In the movie’s second half, we are off to the Bay Area, where Burt moves for a promotion, and Mitzi descends into a funk as she pines for Bennie. It is here that Sammy/Steven has his first encounter with anti-Semitism. And it’s vicious. Yet these sequences seem utterly fanciful. As cinema, they do not work at all. It’s 1964, and the guys accuse him of crucifying Christ! It may have happened, but the haphazard way Spielberg filmed these scenes, a first-year film school student could do better. It all feels disconcertingly unreal. Like the rape scenes in Atom Egoyan’s misguided “Ararat“, you start to hear the unintentional belly laughs!
Next comes the sheer effort of trying to make sense of it all. First, it’s challenging to think there was no anti-Semitic sentiment in Arizona. Second, couldn’t the young Sammy/Steven have raised the subject, just a little, with his family? Third, what about his three sisters, who are given so little to do in this movie that it should be considered an insult to women everywhere (Kate, where were you in all this?). Have sisters EVER been painted with less imagination? They should do an Amy Irving and take him to court! We know that women are an insulting afterthought in a Spielberg movie. Except for Karen Allen in “Raiders” and Ariana DeBose in his excellent adaption of “West Side Story,” women are a nuisance he must put up with until he gets back to the boys. Did he ever contemplate that they might be on the receiving end of some anti-Jewish sentiment? What about all those mean girls? Honestly, I don’t think the thought even entered his mind.
And that’s just for starters. A gentile girlfriend who is obsessed with Jesus and is attracted to him because he is a Christ figure (he’s Jewish, after all) arranges for him to film the school’s beach picnic, “Beach Blanket Babylon” – style, with her father’s state-of-the-art camera. However, not a word about how her gentile parents view this relationship or why her father has a state-of-the-art camera in the first place! It is to her major credit that actress Chloe East makes this character work.

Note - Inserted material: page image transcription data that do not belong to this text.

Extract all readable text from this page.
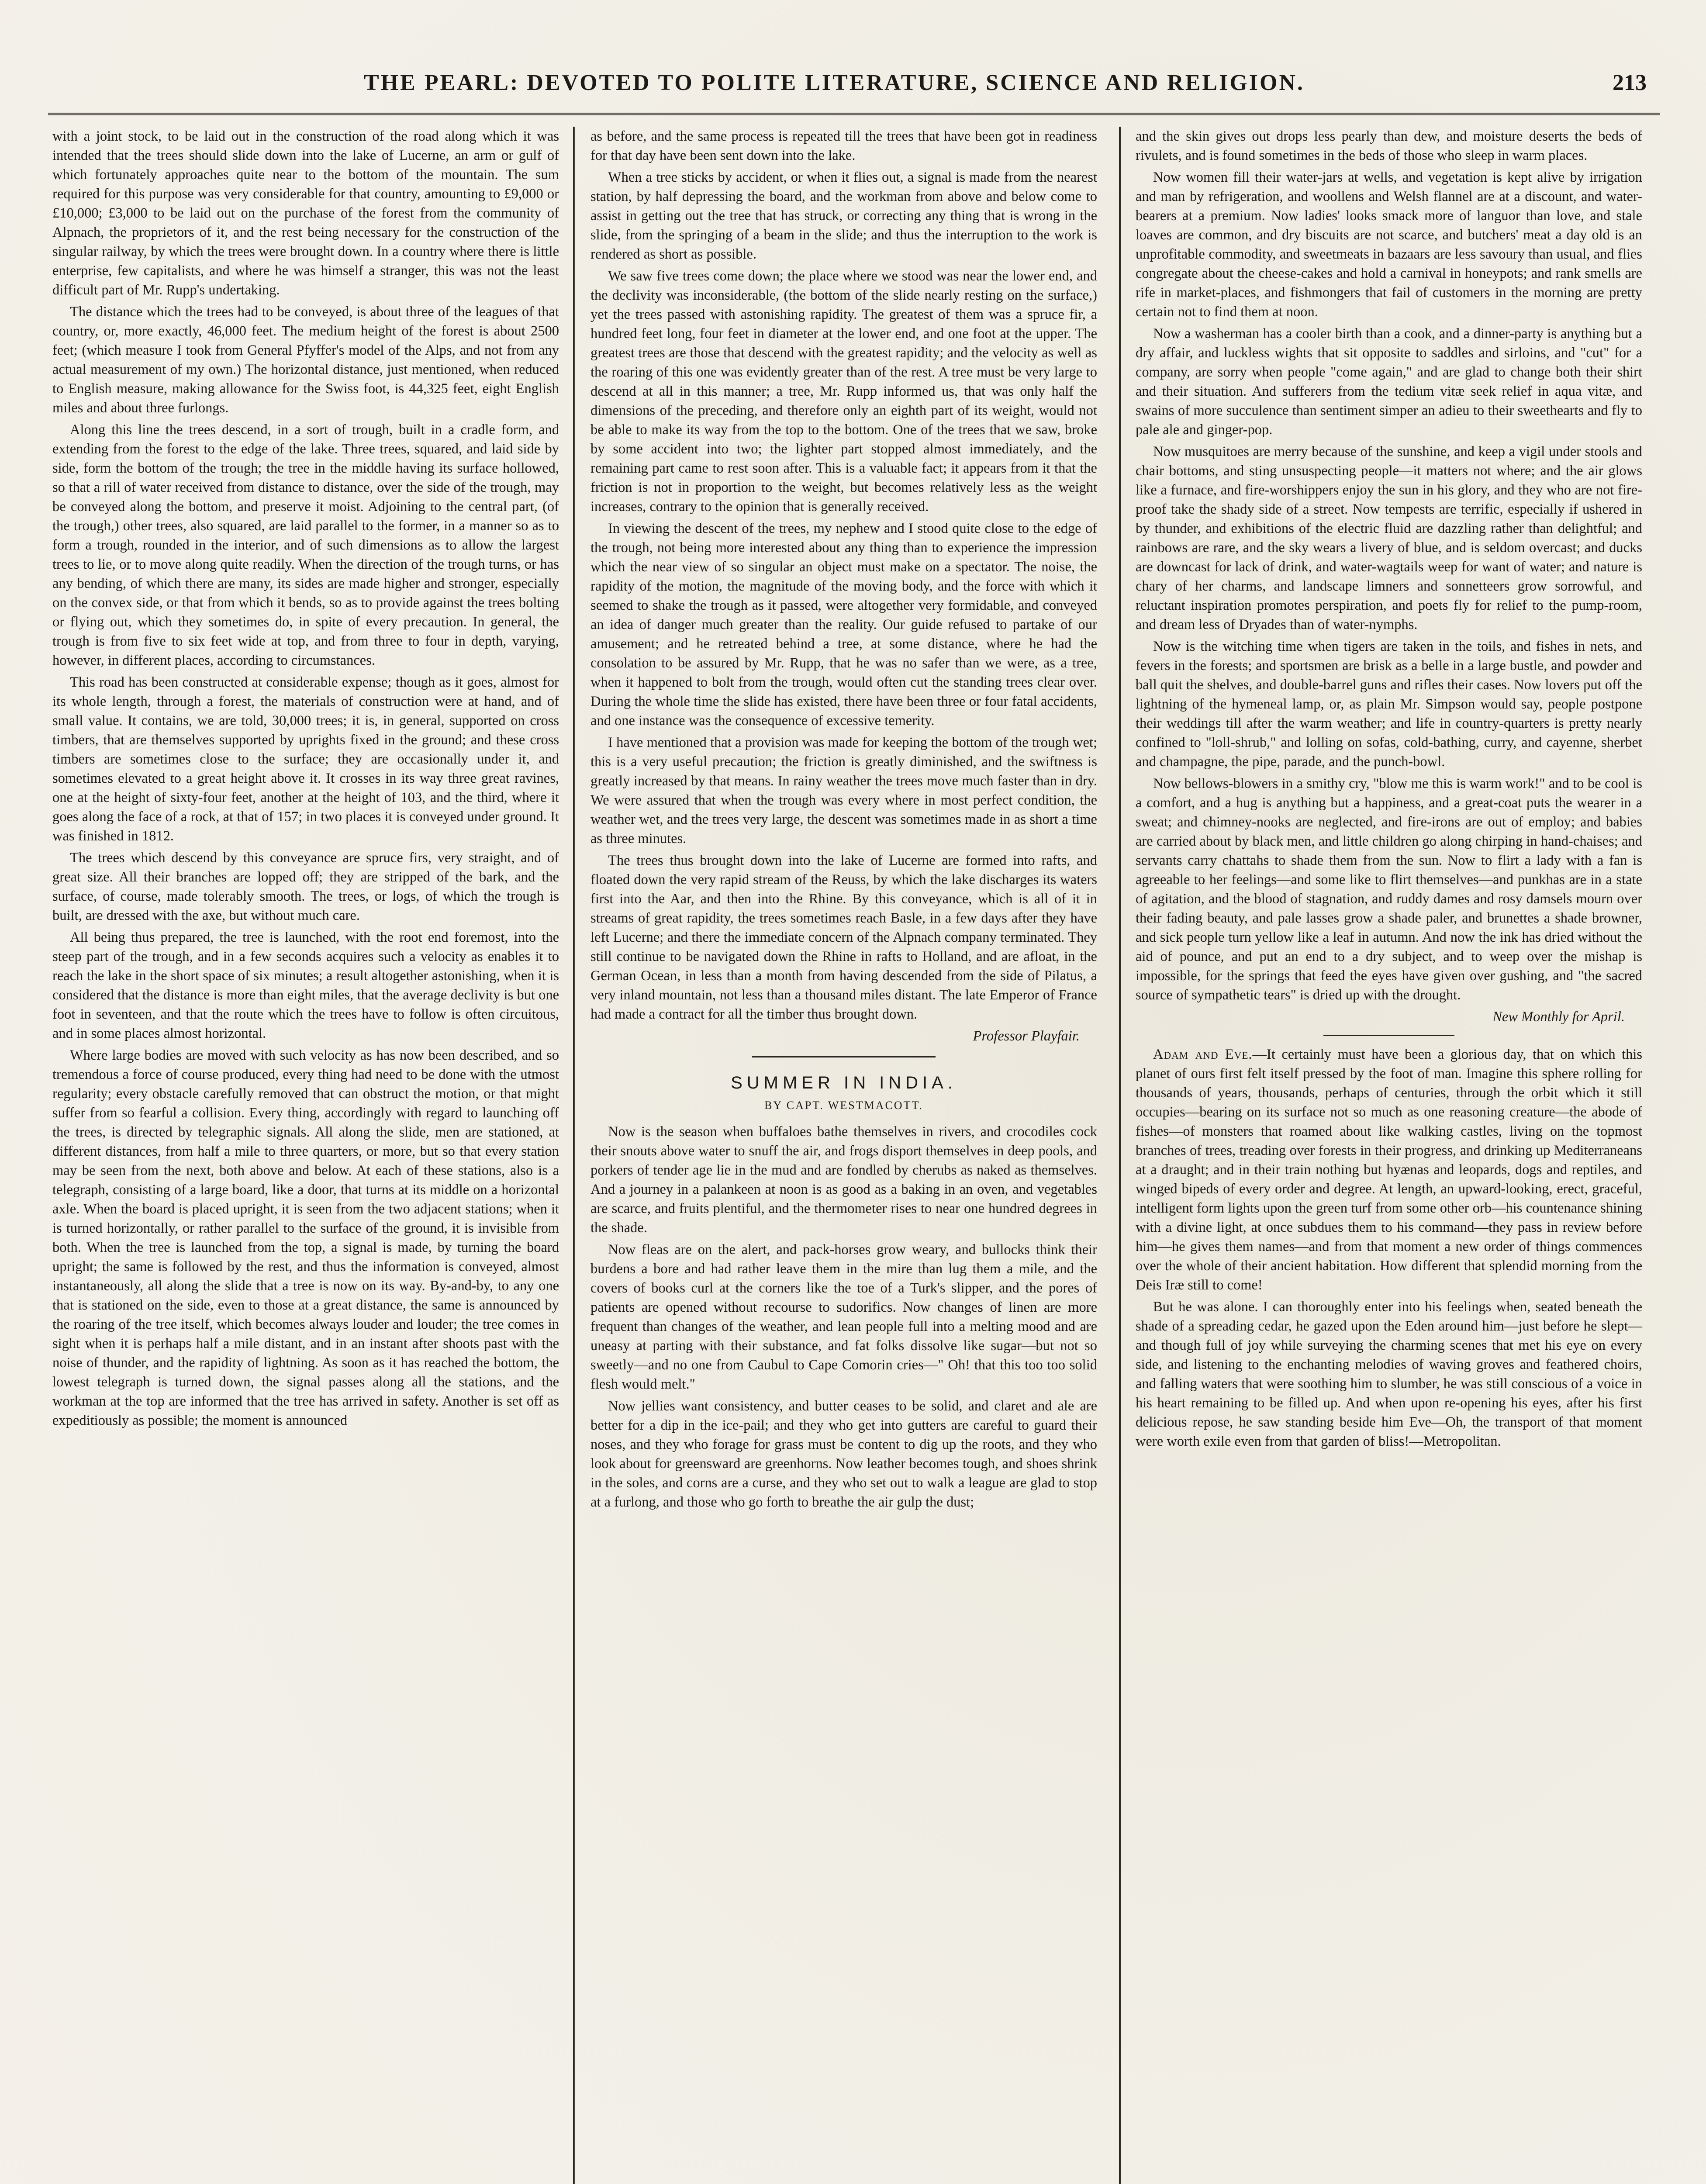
THE PEARL: DEVOTED TO POLITE LITERATURE, SCIENCE AND RELIGION.	213

with a joint stock, to be laid out in the construction of the road along which it was intended that the trees should slide down into the lake of Lucerne, an arm or gulf of which fortunately approaches quite near to the bottom of the mountain. The sum required for this purpose was very considerable for that country, amounting to £9,000 or £10,000; £3,000 to be laid out on the purchase of the forest from the community of Alpnach, the proprietors of it, and the rest being necessary for the construction of the singular railway, by which the trees were brought down. In a country where there is little enterprise, few capitalists, and where he was himself a stranger, this was not the least difficult part of Mr. Rupp's undertaking.

The distance which the trees had to be conveyed, is about three of the leagues of that country, or, more exactly, 46,000 feet. The medium height of the forest is about 2500 feet; (which measure I took from General Pfyffer's model of the Alps, and not from any actual measurement of my own.) The horizontal distance, just mentioned, when reduced to English measure, making allowance for the Swiss foot, is 44,325 feet, eight English miles and about three furlongs.

Along this line the trees descend, in a sort of trough, built in a cradle form, and extending from the forest to the edge of the lake. Three trees, squared, and laid side by side, form the bottom of the trough; the tree in the middle having its surface hollowed, so that a rill of water received from distance to distance, over the side of the trough, may be conveyed along the bottom, and preserve it moist. Adjoining to the central part, (of the trough,) other trees, also squared, are laid parallel to the former, in a manner so as to form a trough, rounded in the interior, and of such dimensions as to allow the largest trees to lie, or to move along quite readily. When the direction of the trough turns, or has any bending, of which there are many, its sides are made higher and stronger, especially on the convex side, or that from which it bends, so as to provide against the trees bolting or flying out, which they sometimes do, in spite of every precaution. In general, the trough is from five to six feet wide at top, and from three to four in depth, varying, however, in different places, according to circumstances.

This road has been constructed at considerable expense; though as it goes, almost for its whole length, through a forest, the materials of construction were at hand, and of small value. It contains, we are told, 30,000 trees; it is, in general, supported on cross timbers, that are themselves supported by uprights fixed in the ground; and these cross timbers are sometimes close to the surface; they are occasionally under it, and sometimes elevated to a great height above it. It crosses in its way three great ravines, one at the height of sixty-four feet, another at the height of 103, and the third, where it goes along the face of a rock, at that of 157; in two places it is conveyed under ground. It was finished in 1812.

The trees which descend by this conveyance are spruce firs, very straight, and of great size. All their branches are lopped off; they are stripped of the bark, and the surface, of course, made tolerably smooth. The trees, or logs, of which the trough is built, are dressed with the axe, but without much care.

All being thus prepared, the tree is launched, with the root end foremost, into the steep part of the trough, and in a few seconds acquires such a velocity as enables it to reach the lake in the short space of six minutes; a result altogether astonishing, when it is considered that the distance is more than eight miles, that the average declivity is but one foot in seventeen, and that the route which the trees have to follow is often circuitous, and in some places almost horizontal.

Where large bodies are moved with such velocity as has now been described, and so tremendous a force of course produced, every thing had need to be done with the utmost regularity; every obstacle carefully removed that can obstruct the motion, or that might suffer from so fearful a collision. Every thing, accordingly with regard to launching off the trees, is directed by telegraphic signals. All along the slide, men are stationed, at different distances, from half a mile to three quarters, or more, but so that every station may be seen from the next, both above and below. At each of these stations, also is a telegraph, consisting of a large board, like a door, that turns at its middle on a horizontal axle. When the board is placed upright, it is seen from the two adjacent stations; when it is turned horizontally, or rather parallel to the surface of the ground, it is invisible from both. When the tree is launched from the top, a signal is made, by turning the board upright; the same is followed by the rest, and thus the information is conveyed, almost instantaneously, all along the slide that a tree is now on its way. By-and-by, to any one that is stationed on the side, even to those at a great distance, the same is announced by the roaring of the tree itself, which becomes always louder and louder; the tree comes in sight when it is perhaps half a mile distant, and in an instant after shoots past with the noise of thunder, and the rapidity of lightning. As soon as it has reached the bottom, the lowest telegraph is turned down, the signal passes along all the stations, and the workman at the top are informed that the tree has arrived in safety. Another is set off as expeditiously as possible; the moment is announced

as before, and the same process is repeated till the trees that have been got in readiness for that day have been sent down into the lake.

When a tree sticks by accident, or when it flies out, a signal is made from the nearest station, by half depressing the board, and the workman from above and below come to assist in getting out the tree that has struck, or correcting any thing that is wrong in the slide, from the springing of a beam in the slide; and thus the interruption to the work is rendered as short as possible.

We saw five trees come down; the place where we stood was near the lower end, and the declivity was inconsiderable, (the bottom of the slide nearly resting on the surface,) yet the trees passed with astonishing rapidity. The greatest of them was a spruce fir, a hundred feet long, four feet in diameter at the lower end, and one foot at the upper. The greatest trees are those that descend with the greatest rapidity; and the velocity as well as the roaring of this one was evidently greater than of the rest. A tree must be very large to descend at all in this manner; a tree, Mr. Rupp informed us, that was only half the dimensions of the preceding, and therefore only an eighth part of its weight, would not be able to make its way from the top to the bottom. One of the trees that we saw, broke by some accident into two; the lighter part stopped almost immediately, and the remaining part came to rest soon after. This is a valuable fact; it appears from it that the friction is not in proportion to the weight, but becomes relatively less as the weight increases, contrary to the opinion that is generally received.

In viewing the descent of the trees, my nephew and I stood quite close to the edge of the trough, not being more interested about any thing than to experience the impression which the near view of so singular an object must make on a spectator. The noise, the rapidity of the motion, the magnitude of the moving body, and the force with which it seemed to shake the trough as it passed, were altogether very formidable, and conveyed an idea of danger much greater than the reality. Our guide refused to partake of our amusement; and he retreated behind a tree, at some distance, where he had the consolation to be assured by Mr. Rupp, that he was no safer than we were, as a tree, when it happened to bolt from the trough, would often cut the standing trees clear over. During the whole time the slide has existed, there have been three or four fatal accidents, and one instance was the consequence of excessive temerity.

I have mentioned that a provision was made for keeping the bottom of the trough wet; this is a very useful precaution; the friction is greatly diminished, and the swiftness is greatly increased by that means. In rainy weather the trees move much faster than in dry. We were assured that when the trough was every where in most perfect condition, the weather wet, and the trees very large, the descent was sometimes made in as short a time as three minutes.

The trees thus brought down into the lake of Lucerne are formed into rafts, and floated down the very rapid stream of the Reuss, by which the lake discharges its waters first into the Aar, and then into the Rhine. By this conveyance, which is all of it in streams of great rapidity, the trees sometimes reach Basle, in a few days after they have left Lucerne; and there the immediate concern of the Alpnach company terminated. They still continue to be navigated down the Rhine in rafts to Holland, and are afloat, in the German Ocean, in less than a month from having descended from the side of Pilatus, a very inland mountain, not less than a thousand miles distant. The late Emperor of France had made a contract for all the timber thus brought down.

Professor Playfair.
SUMMER IN INDIA.
BY CAPT. WESTMACOTT.

Now is the season when buffaloes bathe themselves in rivers, and crocodiles cock their snouts above water to snuff the air, and frogs disport themselves in deep pools, and porkers of tender age lie in the mud and are fondled by cherubs as naked as themselves. And a journey in a palankeen at noon is as good as a baking in an oven, and vegetables are scarce, and fruits plentiful, and the thermometer rises to near one hundred degrees in the shade.

Now fleas are on the alert, and pack-horses grow weary, and bullocks think their burdens a bore and had rather leave them in the mire than lug them a mile, and the covers of books curl at the corners like the toe of a Turk's slipper, and the pores of patients are opened without recourse to sudorifics. Now changes of linen are more frequent than changes of the weather, and lean people full into a melting mood and are uneasy at parting with their substance, and fat folks dissolve like sugar—but not so sweetly—and no one from Caubul to Cape Comorin cries—" Oh! that this too too solid flesh would melt."

Now jellies want consistency, and butter ceases to be solid, and claret and ale are better for a dip in the ice-pail; and they who get into gutters are careful to guard their noses, and they who forage for grass must be content to dig up the roots, and they who look about for greensward are greenhorns. Now leather becomes tough, and shoes shrink in the soles, and corns are a curse, and they who set out to walk a league are glad to stop at a furlong, and those who go forth to breathe the air gulp the dust;

and the skin gives out drops less pearly than dew, and moisture deserts the beds of rivulets, and is found sometimes in the beds of those who sleep in warm places.

Now women fill their water-jars at wells, and vegetation is kept alive by irrigation and man by refrigeration, and woollens and Welsh flannel are at a discount, and water-bearers at a premium. Now ladies' looks smack more of languor than love, and stale loaves are common, and dry biscuits are not scarce, and butchers' meat a day old is an unprofitable commodity, and sweetmeats in bazaars are less savoury than usual, and flies congregate about the cheese-cakes and hold a carnival in honeypots; and rank smells are rife in market-places, and fishmongers that fail of customers in the morning are pretty certain not to find them at noon.

Now a washerman has a cooler birth than a cook, and a dinner-party is anything but a dry affair, and luckless wights that sit opposite to saddles and sirloins, and "cut" for a company, are sorry when people "come again," and are glad to change both their shirt and their situation. And sufferers from the tedium vitæ seek relief in aqua vitæ, and swains of more succulence than sentiment simper an adieu to their sweethearts and fly to pale ale and ginger-pop.

Now musquitoes are merry because of the sunshine, and keep a vigil under stools and chair bottoms, and sting unsuspecting people—it matters not where; and the air glows like a furnace, and fire-worshippers enjoy the sun in his glory, and they who are not fire-proof take the shady side of a street. Now tempests are terrific, especially if ushered in by thunder, and exhibitions of the electric fluid are dazzling rather than delightful; and rainbows are rare, and the sky wears a livery of blue, and is seldom overcast; and ducks are downcast for lack of drink, and water-wagtails weep for want of water; and nature is chary of her charms, and landscape limners and sonnetteers grow sorrowful, and reluctant inspiration promotes perspiration, and poets fly for relief to the pump-room, and dream less of Dryades than of water-nymphs.

Now is the witching time when tigers are taken in the toils, and fishes in nets, and fevers in the forests; and sportsmen are brisk as a belle in a large bustle, and powder and ball quit the shelves, and double-barrel guns and rifles their cases. Now lovers put off the lightning of the hymeneal lamp, or, as plain Mr. Simpson would say, people postpone their weddings till after the warm weather; and life in country-quarters is pretty nearly confined to "loll-shrub," and lolling on sofas, cold-bathing, curry, and cayenne, sherbet and champagne, the pipe, parade, and the punch-bowl.

Now bellows-blowers in a smithy cry, "blow me this is warm work!" and to be cool is a comfort, and a hug is anything but a happiness, and a great-coat puts the wearer in a sweat; and chimney-nooks are neglected, and fire-irons are out of employ; and babies are carried about by black men, and little children go along chirping in hand-chaises; and servants carry chattahs to shade them from the sun. Now to flirt a lady with a fan is agreeable to her feelings—and some like to flirt themselves—and punkhas are in a state of agitation, and the blood of stagnation, and ruddy dames and rosy damsels mourn over their fading beauty, and pale lasses grow a shade paler, and brunettes a shade browner, and sick people turn yellow like a leaf in autumn. And now the ink has dried without the aid of pounce, and put an end to a dry subject, and to weep over the mishap is impossible, for the springs that feed the eyes have given over gushing, and "the sacred source of sympathetic tears" is dried up with the drought.

New Monthly for April.

Adam and Eve.—It certainly must have been a glorious day, that on which this planet of ours first felt itself pressed by the foot of man. Imagine this sphere rolling for thousands of years, thousands, perhaps of centuries, through the orbit which it still occupies—bearing on its surface not so much as one reasoning creature—the abode of fishes—of monsters that roamed about like walking castles, living on the topmost branches of trees, treading over forests in their progress, and drinking up Mediterraneans at a draught; and in their train nothing but hyænas and leopards, dogs and reptiles, and winged bipeds of every order and degree. At length, an upward-looking, erect, graceful, intelligent form lights upon the green turf from some other orb—his countenance shining with a divine light, at once subdues them to his command—they pass in review before him—he gives them names—and from that moment a new order of things commences over the whole of their ancient habitation. How different that splendid morning from the Deis Iræ still to come!

But he was alone. I can thoroughly enter into his feelings when, seated beneath the shade of a spreading cedar, he gazed upon the Eden around him—just before he slept—and though full of joy while surveying the charming scenes that met his eye on every side, and listening to the enchanting melodies of waving groves and feathered choirs, and falling waters that were soothing him to slumber, he was still conscious of a voice in his heart remaining to be filled up. And when upon re-opening his eyes, after his first delicious repose, he saw standing beside him Eve—Oh, the transport of that moment were worth exile even from that garden of bliss!—Metropolitan.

Then, as things get even creepier, Spielberg ventures into his most misguided filmmaking since 1989’s “Always”. It’s the school prom – for a while, you think you will see an outtake from De Palma’s “Carrie” – and Sammy/Steven gets to unveil his magnum opus. What follows is NOT what you expect and certainly departs from the benign innocence of the John Ford-like Westerns he filmed with classmates back in Arizona. We are astonished to see that Sammy/Steven films one of his jock tormentors as a blond God-like figure – I swear, it reminded me of Leni Riefenstahl’s Hitler -worshiping “Triumph of the Will” and “Olympia” – while he makes the other one with dark hair look like a looser and a lush. Is this Sammy/Steven getting revenge? Is this Sammy/Steven showing us the Eisenteinian power of editing? Is this Sammy/Steven having a gay moment? Your guess is as good as mine. Whatever it is, it isn’t kind. Worse, Spielberg follows through with an actual confrontation between Sammy/Steven and the blond God in what must be the most misguided conversation on anti-Semitism committed to film. It’s not just an insult to Jews everywhere. Anyone, no matter what their views on religion, will feel uncomfortable when they see this badly misjudged scene in this very uneven film.